Между тем, как следовало из фронтовых сводок, скорой победы над врагом не получалось. Фашистские войска, взломав советскую границу, захватили Вильнюс с Минском и Кишинев, начались бои под Смоленском.

Агитаторы во время политчаса разъясняли, что эти успехи временные, враг будет оставлен, разбит и обращен в бегство. Бойцы этому верили, советская идеология не допускала поражения Рабоче-Крестьянской Красной Армии. Тем не мене, тревога оставалась.

Выбрав время, Сашка написал домой письмо, мол у него все нормально, жив -здоров, служит в запасном полку. Ответ не заставил себя ждать. В нем мать сообщала, что у них все тоже хорошо. Они со старшим братом работают, сестренка ходит в школу, дед с бабушкой занимаются по хозяйству.

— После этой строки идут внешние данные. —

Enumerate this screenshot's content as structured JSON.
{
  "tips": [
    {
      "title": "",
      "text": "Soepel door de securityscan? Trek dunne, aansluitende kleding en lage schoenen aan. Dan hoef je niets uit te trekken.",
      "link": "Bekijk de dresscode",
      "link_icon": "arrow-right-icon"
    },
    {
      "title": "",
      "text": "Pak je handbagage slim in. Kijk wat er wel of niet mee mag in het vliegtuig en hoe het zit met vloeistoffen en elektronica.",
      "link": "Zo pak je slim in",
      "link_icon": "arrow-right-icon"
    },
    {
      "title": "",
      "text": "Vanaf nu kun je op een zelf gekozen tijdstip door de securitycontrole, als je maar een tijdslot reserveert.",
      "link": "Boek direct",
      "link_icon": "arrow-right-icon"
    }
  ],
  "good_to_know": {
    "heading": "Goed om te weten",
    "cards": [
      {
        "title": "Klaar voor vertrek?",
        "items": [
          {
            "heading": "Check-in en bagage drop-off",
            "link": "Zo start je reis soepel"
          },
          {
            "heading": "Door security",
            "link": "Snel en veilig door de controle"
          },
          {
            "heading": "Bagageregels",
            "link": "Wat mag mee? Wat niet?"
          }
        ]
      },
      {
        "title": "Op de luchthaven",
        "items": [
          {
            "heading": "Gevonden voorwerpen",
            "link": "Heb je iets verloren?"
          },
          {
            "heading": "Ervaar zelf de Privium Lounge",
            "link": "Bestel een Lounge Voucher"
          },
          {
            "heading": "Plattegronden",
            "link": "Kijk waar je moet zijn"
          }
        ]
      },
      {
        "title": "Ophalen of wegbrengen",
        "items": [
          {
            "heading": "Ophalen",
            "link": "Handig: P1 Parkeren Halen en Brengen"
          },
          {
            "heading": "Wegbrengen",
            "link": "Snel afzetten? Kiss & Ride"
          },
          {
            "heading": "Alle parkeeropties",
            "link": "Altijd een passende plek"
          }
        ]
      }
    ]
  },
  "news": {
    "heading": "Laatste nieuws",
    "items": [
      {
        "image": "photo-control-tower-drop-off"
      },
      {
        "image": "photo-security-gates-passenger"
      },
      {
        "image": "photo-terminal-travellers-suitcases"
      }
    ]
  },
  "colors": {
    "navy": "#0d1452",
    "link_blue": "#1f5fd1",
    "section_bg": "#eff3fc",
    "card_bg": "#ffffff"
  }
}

А спустя еще месяц в части случилось ЧП*. Из нее сбежали два бойца-старовера*. Через неделю обоих поймали, обвинив в дезертирстве, и расстреляли за палаточным городком. Из всех рот выделили по десятку представителей, выстроив в две шеренги напротив выкопанной могилы. В их число попал и Александр.

К месту казни беглецов доставили бойцы НКВД* в синих фуражках, во главе с сержантом. Военюрист со «шпалой» в петлицах громко зачитал короткий приговор, сержант отдал команду. Вслед за ней сухо ударил залп, сбросивший осужденных в яму. Назад строй возвращался в угрюмом молчании.

В начале сентября, когда леса украсились позолотой, а в посветлевшем небе к югу потянулись птичьи стаи, роту, в которой служил Александр, разбросали по другим воинским соединениям. Он попал 12-ю стрелковую дивизию, дислоцирующуюся в Благовещенске, а оттуда с еще несколькими бойцами в 198- й полк, расположенный в часе езды от города.

Полковое начальство обратило внимание на крепкого рослого парня, да к тому же со средним образованием и определило его в разведвзвод. Он располагался неподалеку от штаба, туда сопроводил дневальный.

Разведчики жили в трех землянках неподалеку от штаба, спустились по дощатым ступеням в крайнюю. Там, в свете аккумуляторного фонаря, за небольшим столом что-то писал в тетради русоволосый офицер с медалью «За отвагу» на гимнастерке. Ефрейтор, по виду азиат, подбрасывал в потрескивающую буржуйку* короткие полешки.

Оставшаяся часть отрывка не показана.